Owners of The Daily Telegraph, the Daily Mail, The Guardian and The Mirror have signed a petition submitted to the business secretary Vince Cable urging him to consider blocking Murdoch's £8 billion bid to take full control of pay-TV operator Sky.
The media groups are concerned that the integration of Sky's television platform with the News International titles, including The Times and The Sun, could have "serious and far-reaching consequences for media plurality".
The signatories argue that if Murdoch is allowed to complete the takeover, his media empire would have a combined turnover of £7.5bn compared with the BBC's £4.8bn.
Joining them in signing the petition is Channel 4 chief executive David Abraham, BT chief executive Ian Livingstone and BBC director general Mark Thompson, who recently expressed his grave concern about the proposed deal.
The letter also includes a brief from law firm Slaughter & May outlining the legal circumstances for Cable to intervene in the takeover.
In June, News Corp failed in a 700p per share bid to buy the 61% of Sky that it does not already own.
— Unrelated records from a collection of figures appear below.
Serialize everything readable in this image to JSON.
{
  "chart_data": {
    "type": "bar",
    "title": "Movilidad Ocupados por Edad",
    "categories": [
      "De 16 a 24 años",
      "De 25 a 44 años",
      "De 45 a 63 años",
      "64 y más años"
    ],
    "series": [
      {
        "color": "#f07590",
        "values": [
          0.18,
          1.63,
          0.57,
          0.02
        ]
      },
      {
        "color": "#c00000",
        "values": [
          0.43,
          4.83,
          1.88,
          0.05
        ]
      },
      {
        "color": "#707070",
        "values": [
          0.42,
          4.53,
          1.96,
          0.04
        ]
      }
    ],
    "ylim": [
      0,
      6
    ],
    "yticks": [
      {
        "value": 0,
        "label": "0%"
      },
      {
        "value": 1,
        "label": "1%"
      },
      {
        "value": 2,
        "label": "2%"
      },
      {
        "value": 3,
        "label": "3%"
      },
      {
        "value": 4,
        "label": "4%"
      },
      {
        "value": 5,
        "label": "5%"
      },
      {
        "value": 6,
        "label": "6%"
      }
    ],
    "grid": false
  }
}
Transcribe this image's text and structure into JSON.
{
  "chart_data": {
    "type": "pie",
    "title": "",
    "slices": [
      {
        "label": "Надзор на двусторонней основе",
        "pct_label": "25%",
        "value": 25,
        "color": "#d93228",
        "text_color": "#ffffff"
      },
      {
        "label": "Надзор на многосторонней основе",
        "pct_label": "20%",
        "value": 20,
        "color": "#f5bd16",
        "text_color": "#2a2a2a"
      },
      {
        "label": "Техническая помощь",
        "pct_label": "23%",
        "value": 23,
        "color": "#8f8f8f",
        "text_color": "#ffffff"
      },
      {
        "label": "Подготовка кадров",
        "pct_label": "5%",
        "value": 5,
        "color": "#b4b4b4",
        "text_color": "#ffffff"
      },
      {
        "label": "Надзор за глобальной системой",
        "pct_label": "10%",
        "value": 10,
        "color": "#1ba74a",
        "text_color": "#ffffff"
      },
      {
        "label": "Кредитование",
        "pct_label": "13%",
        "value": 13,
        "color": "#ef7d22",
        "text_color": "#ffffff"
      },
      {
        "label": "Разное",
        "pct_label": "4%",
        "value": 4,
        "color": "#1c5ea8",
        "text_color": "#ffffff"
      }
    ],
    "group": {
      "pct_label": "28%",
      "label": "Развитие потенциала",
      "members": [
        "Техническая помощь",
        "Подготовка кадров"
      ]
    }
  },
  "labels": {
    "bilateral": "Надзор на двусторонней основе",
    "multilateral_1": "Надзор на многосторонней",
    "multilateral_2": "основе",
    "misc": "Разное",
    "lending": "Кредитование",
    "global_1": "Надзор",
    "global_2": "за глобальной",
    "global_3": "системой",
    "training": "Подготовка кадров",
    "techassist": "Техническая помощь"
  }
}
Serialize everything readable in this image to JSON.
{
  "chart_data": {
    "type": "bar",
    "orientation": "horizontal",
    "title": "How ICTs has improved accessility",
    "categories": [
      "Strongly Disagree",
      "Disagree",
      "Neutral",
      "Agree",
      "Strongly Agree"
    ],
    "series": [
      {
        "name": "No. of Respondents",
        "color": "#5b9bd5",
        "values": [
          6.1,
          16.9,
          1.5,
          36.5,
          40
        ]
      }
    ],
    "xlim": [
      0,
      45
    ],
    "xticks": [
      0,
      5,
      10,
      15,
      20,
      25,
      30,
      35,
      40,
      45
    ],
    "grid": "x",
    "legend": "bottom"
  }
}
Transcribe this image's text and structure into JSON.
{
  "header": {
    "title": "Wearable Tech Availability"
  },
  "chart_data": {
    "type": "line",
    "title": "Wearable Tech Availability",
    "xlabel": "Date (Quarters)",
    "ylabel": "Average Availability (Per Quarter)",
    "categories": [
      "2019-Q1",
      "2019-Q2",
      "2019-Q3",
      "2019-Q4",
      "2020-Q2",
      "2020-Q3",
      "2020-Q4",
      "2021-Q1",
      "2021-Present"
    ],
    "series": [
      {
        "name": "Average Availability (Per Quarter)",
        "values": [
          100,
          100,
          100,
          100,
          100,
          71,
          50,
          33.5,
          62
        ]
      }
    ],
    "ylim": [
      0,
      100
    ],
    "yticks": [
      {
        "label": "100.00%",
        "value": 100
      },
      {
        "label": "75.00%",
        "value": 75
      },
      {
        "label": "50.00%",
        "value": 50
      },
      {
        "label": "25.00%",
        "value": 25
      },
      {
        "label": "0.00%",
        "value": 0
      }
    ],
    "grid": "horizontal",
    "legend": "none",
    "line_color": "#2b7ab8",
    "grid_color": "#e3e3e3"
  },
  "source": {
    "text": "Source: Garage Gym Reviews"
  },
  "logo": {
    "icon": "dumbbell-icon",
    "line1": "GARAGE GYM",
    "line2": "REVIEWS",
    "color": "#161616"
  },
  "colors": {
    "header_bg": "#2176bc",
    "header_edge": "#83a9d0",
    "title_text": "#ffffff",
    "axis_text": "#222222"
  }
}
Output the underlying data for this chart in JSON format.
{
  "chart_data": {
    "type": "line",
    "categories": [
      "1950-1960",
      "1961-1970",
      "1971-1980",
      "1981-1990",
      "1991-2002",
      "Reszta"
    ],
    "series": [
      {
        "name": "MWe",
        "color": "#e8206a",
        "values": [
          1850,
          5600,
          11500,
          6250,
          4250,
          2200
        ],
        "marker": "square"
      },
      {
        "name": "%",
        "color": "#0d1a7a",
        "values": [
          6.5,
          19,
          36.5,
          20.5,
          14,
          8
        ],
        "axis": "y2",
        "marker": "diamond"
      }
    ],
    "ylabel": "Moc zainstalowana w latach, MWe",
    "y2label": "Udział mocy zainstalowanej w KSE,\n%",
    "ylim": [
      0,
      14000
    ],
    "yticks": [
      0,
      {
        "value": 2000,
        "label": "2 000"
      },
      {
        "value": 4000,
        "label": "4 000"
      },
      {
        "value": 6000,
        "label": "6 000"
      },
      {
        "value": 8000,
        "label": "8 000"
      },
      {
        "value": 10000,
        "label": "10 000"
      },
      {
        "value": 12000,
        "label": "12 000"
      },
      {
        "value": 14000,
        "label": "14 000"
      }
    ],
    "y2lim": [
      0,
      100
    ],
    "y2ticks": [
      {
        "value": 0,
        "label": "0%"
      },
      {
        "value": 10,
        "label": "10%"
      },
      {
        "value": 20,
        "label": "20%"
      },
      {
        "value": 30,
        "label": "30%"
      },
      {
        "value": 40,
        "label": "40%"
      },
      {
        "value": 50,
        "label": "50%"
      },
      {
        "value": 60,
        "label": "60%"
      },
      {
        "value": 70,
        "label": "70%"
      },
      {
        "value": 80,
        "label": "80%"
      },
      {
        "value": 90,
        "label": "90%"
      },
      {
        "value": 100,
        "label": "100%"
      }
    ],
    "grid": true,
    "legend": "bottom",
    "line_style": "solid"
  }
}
However, the two parties agreed to keep the lines of negotiation open.
News Corp is soon expected to formally notify the European Commission about its intention to mount a takeover of the satellite broadcaster.
The move will kick off a regulatory process that could result in Cable referring the deal to media regulator Ofcom for further investigation on grounds of public interest.
Yesterday, Lord Fowler - the former chairman of the House of Lords select communications committee - called on Cable to intervene in the takeover as it is a "matter of legitimate public concern".